Thursday, December 6, 2012

What Children Once Read, And A Veteran On Vietnam

The Young Folks Library set of children's books includes Famous Myths and Legends, in which may be found Charles Kingsley's retelling of a Greek myth about Jason and The Golden Fleece, "The Argonauts":
[The young Jason is tutored by a magical being, Cheiron the centaur, whose "eyes were wise and mild." When the day was come, Cheiron said, "Will you promise me two things before you go?" Jason promised, and Cheiron said, "Speak harshly to no soul whom you may meet, and stand by the word which you shall speak."]

As Jason traveled it came to pass that:
On the bank of [the raging flood] Anauros sat a woman, all wrinkled, gray, and old . . . "Who will carry me across the flood?"

And Jason was going to answer her scornfully, when Cheiron's words came to his mind.

[Jason carries the old woman across, she whining and berating him all the while:] He lay panting awhile on the bank . . . but he cast one look at the old woman . . .

And as he looked, she grew fairer than all women, and taller than all men on earth; and her garments shone like the summer sea, and her jewels like the stars of heaven; and over her forehead was a veil, woven of the golden clouds of sunset; and through the veil she looked down on him . . . with great eyes, mild and awful, which filled all the glen with light. . . .

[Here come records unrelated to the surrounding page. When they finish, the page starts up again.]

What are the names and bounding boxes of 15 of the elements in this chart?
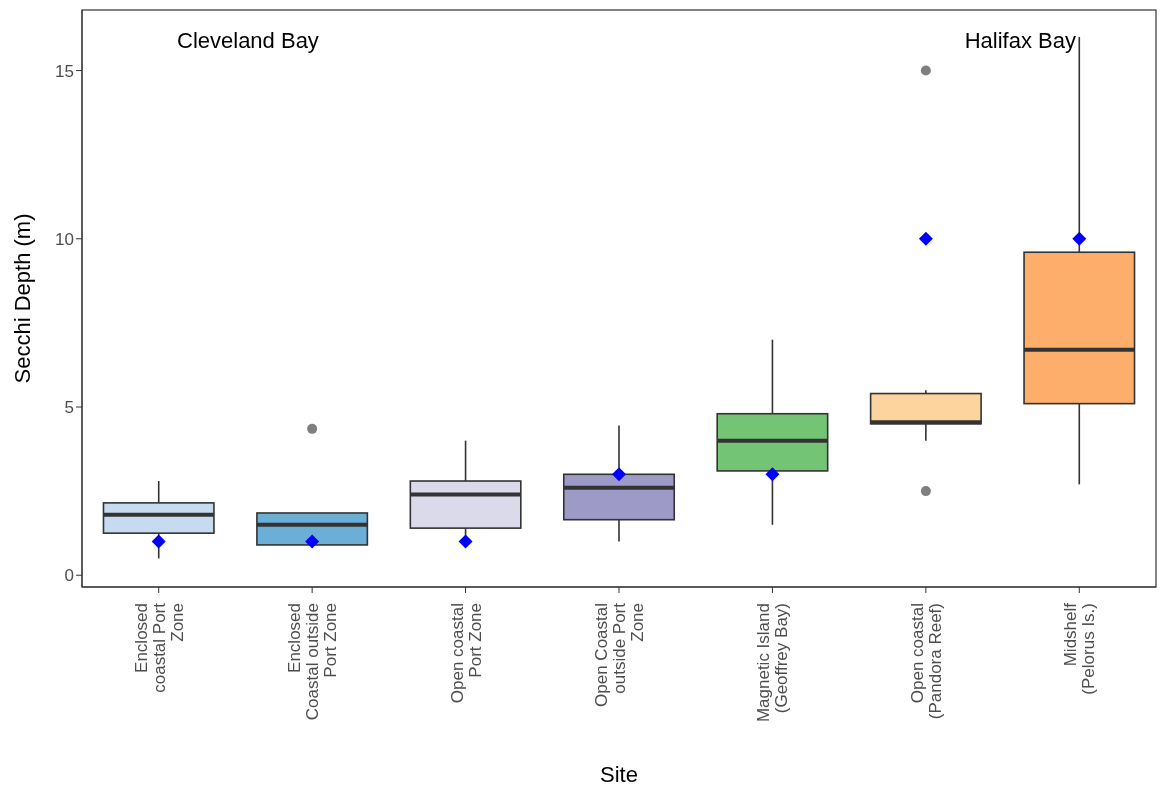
- x-tick-label: Enclosed coastal Port Zone: [131, 602, 187, 693]
- x-axis-title: Site: [600, 762, 638, 787]
- y-tick-label: 15: [55, 61, 74, 81]
- x-tick-label: Open Coastal outside Port Zone: [592, 602, 647, 707]
- y-tick-label: 5: [64, 398, 74, 418]
- annotation: Cleveland Bay: [177, 28, 319, 53]
- x-tick-label: Enclosed Coastal outside Port Zone: [285, 603, 341, 721]
- y-tick-label: 0: [64, 566, 74, 586]
- x-tick-label: Open coastal (Pandora Reef): [907, 603, 945, 720]
- y-tick-label: 10: [55, 229, 74, 249]
- x-tick-label: Midshelf (Pelorus Is.): [1061, 602, 1099, 695]
- x-tick-label: Open coastal Port Zone: [447, 603, 485, 704]
- y-axis-title: Secchi Depth (m): [9, 213, 35, 384]
- annotation: Halifax Bay: [964, 28, 1076, 53]
- x-tick-label: Magnetic Island (Geoffrey Bay): [754, 603, 792, 723]
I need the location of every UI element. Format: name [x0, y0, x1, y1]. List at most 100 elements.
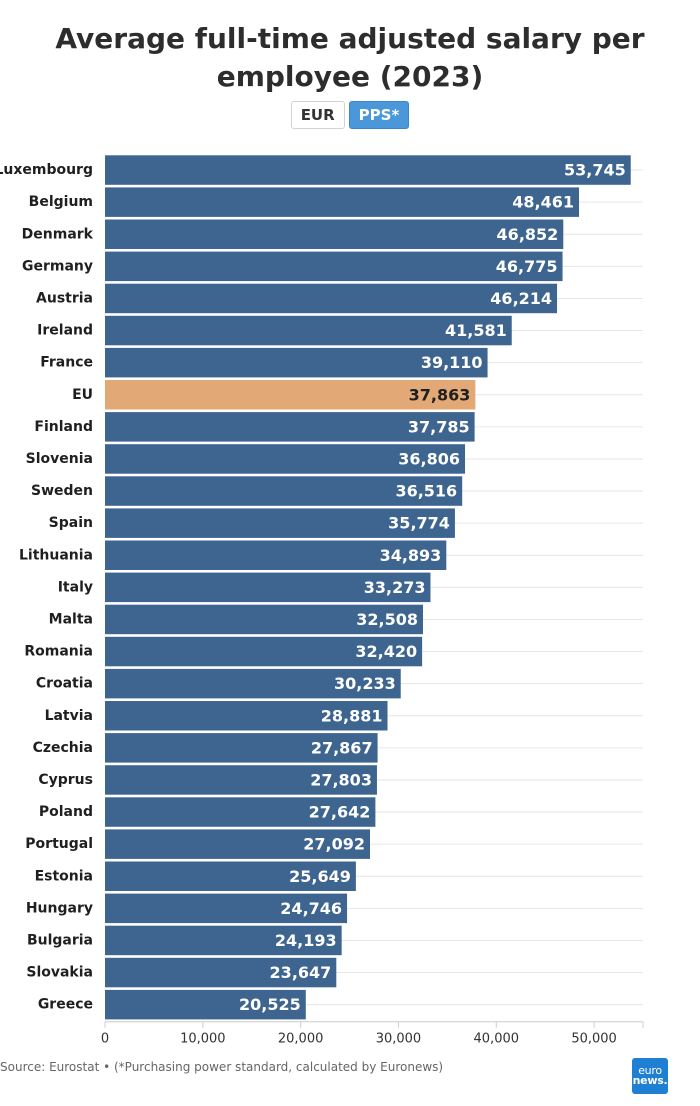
bar: [105, 925, 342, 956]
value-label: 20,525: [239, 995, 301, 1014]
category-label: Belgium: [29, 194, 93, 210]
category-label: Greece: [38, 997, 93, 1013]
bar: [105, 668, 401, 699]
category-label: Malta: [49, 611, 93, 627]
bar: [105, 283, 558, 314]
value-label: 37,863: [409, 385, 471, 404]
value-label: 46,775: [496, 257, 558, 276]
x-tick-label: 40,000: [474, 1032, 520, 1047]
bar: [105, 701, 388, 731]
category-label: Portugal: [25, 836, 93, 852]
bar: [105, 765, 377, 795]
category-label: Germany: [22, 258, 93, 274]
value-label: 24,746: [280, 899, 342, 918]
category-label: Finland: [34, 419, 93, 435]
category-label: Romania: [24, 644, 93, 660]
bar: [105, 604, 423, 635]
category-labels: Luxembourg Belgium Denmark Germany Austria Ir…: [0, 162, 94, 1013]
value-label: 33,273: [364, 578, 426, 597]
euronews-logo[interactable]: euro news.: [632, 1058, 668, 1094]
bar: [105, 155, 631, 185]
logo-text-euro: euro: [638, 1064, 662, 1077]
value-label: 32,508: [356, 610, 418, 629]
category-label: Bulgaria: [27, 932, 93, 948]
category-label: Estonia: [35, 868, 93, 884]
value-label: 28,881: [321, 706, 383, 725]
value-label: 39,110: [421, 353, 483, 372]
category-label: Slovakia: [26, 965, 93, 981]
bar-chart: Luxembourg Belgium Denmark Germany Austria Ir…: [0, 155, 644, 1047]
bar: [105, 347, 488, 378]
category-label: France: [40, 355, 93, 371]
value-label: 27,642: [309, 803, 371, 822]
x-tick-label: 30,000: [376, 1032, 422, 1047]
value-label: 53,745: [564, 161, 626, 180]
value-labels: 53,745 48,461 46,852 46,775 46,214 41,581 39,1…: [239, 161, 626, 1015]
bar: [105, 572, 431, 603]
value-label: 23,647: [270, 963, 332, 982]
x-tick-label: 10,000: [180, 1032, 226, 1047]
x-tick-label: 50,000: [571, 1032, 617, 1047]
value-label: 34,893: [380, 546, 442, 565]
category-label: Slovenia: [26, 451, 93, 467]
category-label: Spain: [49, 515, 93, 531]
value-label: 41,581: [445, 321, 507, 340]
bar: [105, 315, 512, 346]
bar: [105, 251, 563, 282]
category-label: Croatia: [36, 676, 93, 692]
x-tick-label: 0: [101, 1032, 109, 1047]
bar: [105, 861, 356, 891]
value-label: 46,214: [490, 289, 552, 308]
bar: [105, 187, 580, 217]
category-label: Lithuania: [19, 547, 93, 563]
value-label: 46,852: [497, 225, 559, 244]
bar: [105, 540, 447, 570]
category-label: Sweden: [31, 483, 93, 499]
category-label: Poland: [39, 804, 93, 820]
category-label: Ireland: [37, 323, 93, 339]
category-label: Denmark: [22, 226, 94, 242]
category-label: Czechia: [33, 740, 93, 756]
x-tick-label: 20,000: [278, 1032, 324, 1047]
category-label: Cyprus: [38, 772, 93, 788]
bar: [105, 957, 337, 988]
category-label: Austria: [36, 290, 93, 306]
bar: [105, 733, 378, 763]
value-label: 35,774: [388, 514, 450, 533]
bar: [105, 989, 306, 1020]
bar: [105, 412, 475, 442]
x-axis: 0 10,000 20,000 30,000 40,000 50,000: [101, 1021, 644, 1047]
chart-title: Average full-time adjusted salary per em…: [55, 22, 645, 93]
value-label: 32,420: [355, 642, 417, 661]
bar: [105, 797, 376, 827]
bar: [105, 219, 564, 249]
pps-button[interactable]: PPS*: [348, 101, 410, 129]
value-label: 36,806: [398, 449, 460, 468]
currency-toggle: EUR PPS*: [0, 101, 700, 129]
value-label: 27,867: [311, 738, 373, 757]
category-label: Hungary: [26, 900, 93, 916]
bar: [105, 444, 466, 474]
value-label: 24,193: [275, 931, 337, 950]
bar: [105, 829, 371, 859]
bar: [105, 380, 476, 410]
value-label: 48,461: [512, 193, 574, 212]
value-label: 37,785: [408, 417, 470, 436]
bar: [105, 476, 463, 506]
bars: [105, 155, 631, 1020]
category-label: Latvia: [45, 708, 93, 724]
value-label: 25,649: [289, 867, 351, 886]
value-label: 27,092: [303, 835, 365, 854]
eur-button[interactable]: EUR: [290, 101, 345, 129]
bar: [105, 508, 455, 538]
value-label: 36,516: [395, 482, 457, 501]
source-note: Source: Eurostat • (*Purchasing power st…: [0, 1060, 444, 1074]
bar: [105, 636, 423, 667]
bar: [105, 893, 348, 924]
category-label: Italy: [58, 579, 93, 595]
category-label: EU: [72, 387, 93, 403]
logo-text-news: news.: [632, 1074, 668, 1087]
category-label: Luxembourg: [0, 162, 93, 178]
value-label: 30,233: [334, 674, 396, 693]
value-label: 27,803: [310, 770, 372, 789]
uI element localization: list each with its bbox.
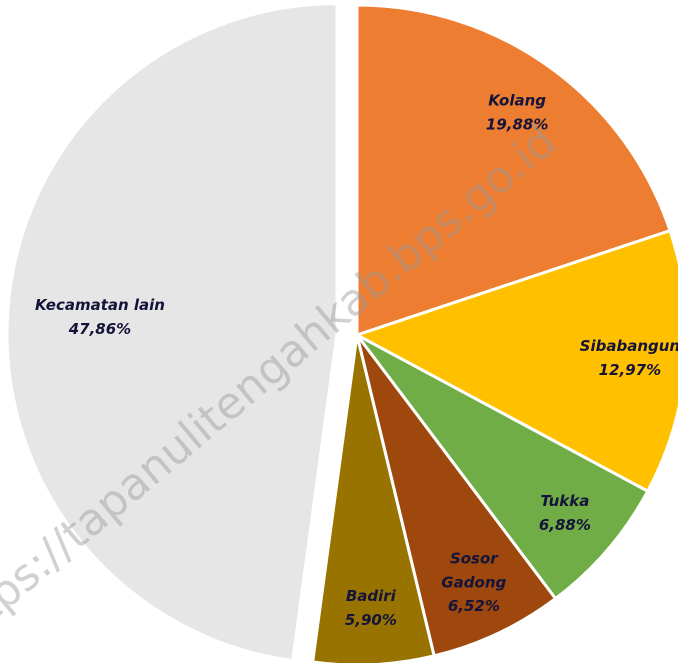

And she spoke"I am the Queen of Olympus, Hera the wife of Zeus. As thou hast done to me, so will I do to thee. Call on me in the hour of need, and try if the Immortals can forget." [Emphasis added]
I think the grandeur of mythic vision, and the simple but solid ethical principles in, for example, Cheiron's advice to the young Jason, make it worth putting on the lifetime list.

***

The best selling novelist Nelson DeMille, who had served in Vietnam, spent some time in the communist regime there before publishing Up Country in 2002:
I avoided looking at Susan and said, “I wiped the blood off my knife on his pants, … and started walking away. I looked up and saw two guys from my company, who’d come to find me, and they’d seen some of this. One guy took my rifle out of my hand and fired three signal shots into the air. He said to me, ‘The rifle works, Brenner.’ These guys looked at me . . . I mean, we were all a little nuts by then, but . . . this was above and beyond nuts, and they knew it.” … “He looked at me and says, ‘How the f--- did you get into hand-to-hand with this guy?’” p. 410
I imagined Captain Tram and his comrades sitting in their bunkers or slit trenches at night, … hoping for a quiet evening. Meanwhile, six miles overhead, too high to be seen or heard, a flight of huge, eight-engine B-52 bombers all released their thousand-pound bombs. … Arc Light Strikes, they were called, and they transformed the earth below into a here-and-now hell, … 
We’d found hundreds of North Vietnamese here, lying down, staring up at the sky, blood running from their ears, nose, mouth, or wandering around like zombies. They weren’t worth taking as prisoners, they were beyond medical help, and we didn’t know if we should shoot them or not waste the time. p. 439
Truly great writing by a Viet War vet. He went back to modern Vietnam and describes the situation of those who fought on the American sideunder the current shabby Communist North regimewith the same compassionate honesty; for example, the South Vietnamese fighter pilot reduced to peddling a rickshaw.

And Susan Weber is one of the great descriptions of a modern upscale expatriate woman in popular fiction. The conversations between the POV char. and her are smart and accurate.